Esta es una de las conclusiones del primer informe que ha llevado a cabo el Observatorio para el estudio de los nombramientos discrecionales efectuados por el Consejo General del Poder Judicial (CGPJ), creado para tal fin por la Plataforma Cívica por la Independencia Judicial, y que se centra de forma específica en los presidentes de Audiencias Provinciales recientemente elegidos.
De acuerdo con este estudio, ni la antigüedad, ni el ejercicio de la Presidencia de una Sección de la Audiencia Provincial, ni la experiencia en órganos colegiados civiles y penales, tienen un peso decisivo.
“El informe ha sido realizado por una comisión formada por cuatro personas de la Plataforma, partiendo de los datos facilitados por el Consejo y sobre un total de nueve convocatorias. Las presidencias de las Audiencias Provinciales de Albacete, Cáceres, Valladolid, Castellón, Soria, Segovia, Jaén, Pontevedra y Vizcaya”, explica el juez Jesús Villegas, secretario general de esta asociación que agrupa a jueces, fiscales, abogados, secretarios judiciales, profesores universitarios, notarios y ciudadanos preocupados por el progresivo deterioro de la Justicia española.
“Estos son datos objetivos y lo que se saca en conclusión es la hipocresía del mensaje del Consejo, que afirma guiarse por el mérito y la capacidad de los aspirantes pero hace otra cosa”, añade Villegas.
El informe del Observatorio es contundente en sus conclusiones: “El sistema de transparencia diseñado por el Consejo (comparecencias públicas y publicación de los curriculums vitae) no garantizan el libre acceso de cualquier aspirante a las convocatorias. La filiación asociativa de los jueces que componen la cuota judicial del Consejo les permite asegurar los nombramientos de sus afiliados sin que ello figure públicamente”.
Los nueve presidentes de Audiencias Provinciales elegidos pertenecían 5 a la Asociación Profesional de la Magistratura (APM) y 4 a Jueces para la Democracia (JpD). “Las dos asociaciones representan al 30 por ciento del colectivo judicial”.
Según el informe, “los candidatos asociados a Jueces para la Democracia o a la Asociación Profesional de la Magistratura lógicamente pueden conocer y tener relaciones de amistad con algunos o varios de los vocales que participan en la elección, lo que sitúa en un plano de inferioridad al resto de los candidatos. Y asimismo retrae la participación de candidatos como lo demuestra el elevado número de convocatorias a las que se presenta un único aspirante”.
Y añade: «La motivación de los acuerdos se caracteriza, por su falta de rigor y precisión ( incluye errores de bulto) y también por su carácter genérico y estereotipado de forma que un candidato puede ser nombrado en base a la calidad de sus resoluciones, a su índice resolutivo y a su programa de actuación aunque dichos criterios sean idénticos en el resto de los candidatos. Esta motivación genérica permite omitir que el candidato seleccionado carece de los meritos específicos exigidos para el puesto».

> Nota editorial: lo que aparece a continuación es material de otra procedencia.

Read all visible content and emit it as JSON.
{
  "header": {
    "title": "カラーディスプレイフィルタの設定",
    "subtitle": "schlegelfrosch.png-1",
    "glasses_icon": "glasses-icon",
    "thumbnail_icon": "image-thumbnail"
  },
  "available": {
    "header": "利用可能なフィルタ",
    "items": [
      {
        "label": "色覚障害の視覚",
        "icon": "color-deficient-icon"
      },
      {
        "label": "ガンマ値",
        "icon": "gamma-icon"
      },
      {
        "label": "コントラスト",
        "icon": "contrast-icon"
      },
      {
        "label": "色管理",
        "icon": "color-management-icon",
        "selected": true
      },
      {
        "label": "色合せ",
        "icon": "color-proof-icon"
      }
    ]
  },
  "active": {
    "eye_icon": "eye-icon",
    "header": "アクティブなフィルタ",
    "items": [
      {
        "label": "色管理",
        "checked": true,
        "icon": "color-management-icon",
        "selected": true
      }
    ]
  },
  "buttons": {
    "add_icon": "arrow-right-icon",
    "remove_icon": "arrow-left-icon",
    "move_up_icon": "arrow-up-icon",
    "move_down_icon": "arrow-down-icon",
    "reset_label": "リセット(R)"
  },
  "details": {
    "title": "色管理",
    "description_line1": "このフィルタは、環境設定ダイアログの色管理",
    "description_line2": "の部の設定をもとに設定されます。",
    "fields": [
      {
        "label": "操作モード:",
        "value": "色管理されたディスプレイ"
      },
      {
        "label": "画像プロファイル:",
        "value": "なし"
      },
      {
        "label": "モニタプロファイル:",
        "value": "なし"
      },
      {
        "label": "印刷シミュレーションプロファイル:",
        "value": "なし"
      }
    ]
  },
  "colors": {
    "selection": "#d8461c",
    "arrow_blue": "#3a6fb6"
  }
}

El estudio del Observatorio –el primero de su clase- pone en tela de juicio que exista un verdadero concurso de méritos. Es “sólo una apariencia de concurso, pues todo indica que se sigue produciendo el tradicional ‘reparto de cromos’”.
Por ello, a los ojos de la asociación, es muy preocupante que los candidatos que no son elegidos renuncien a recurrir los concursos alegando desánimo, falta de motivación y fe en que el recurso pueda prosperar.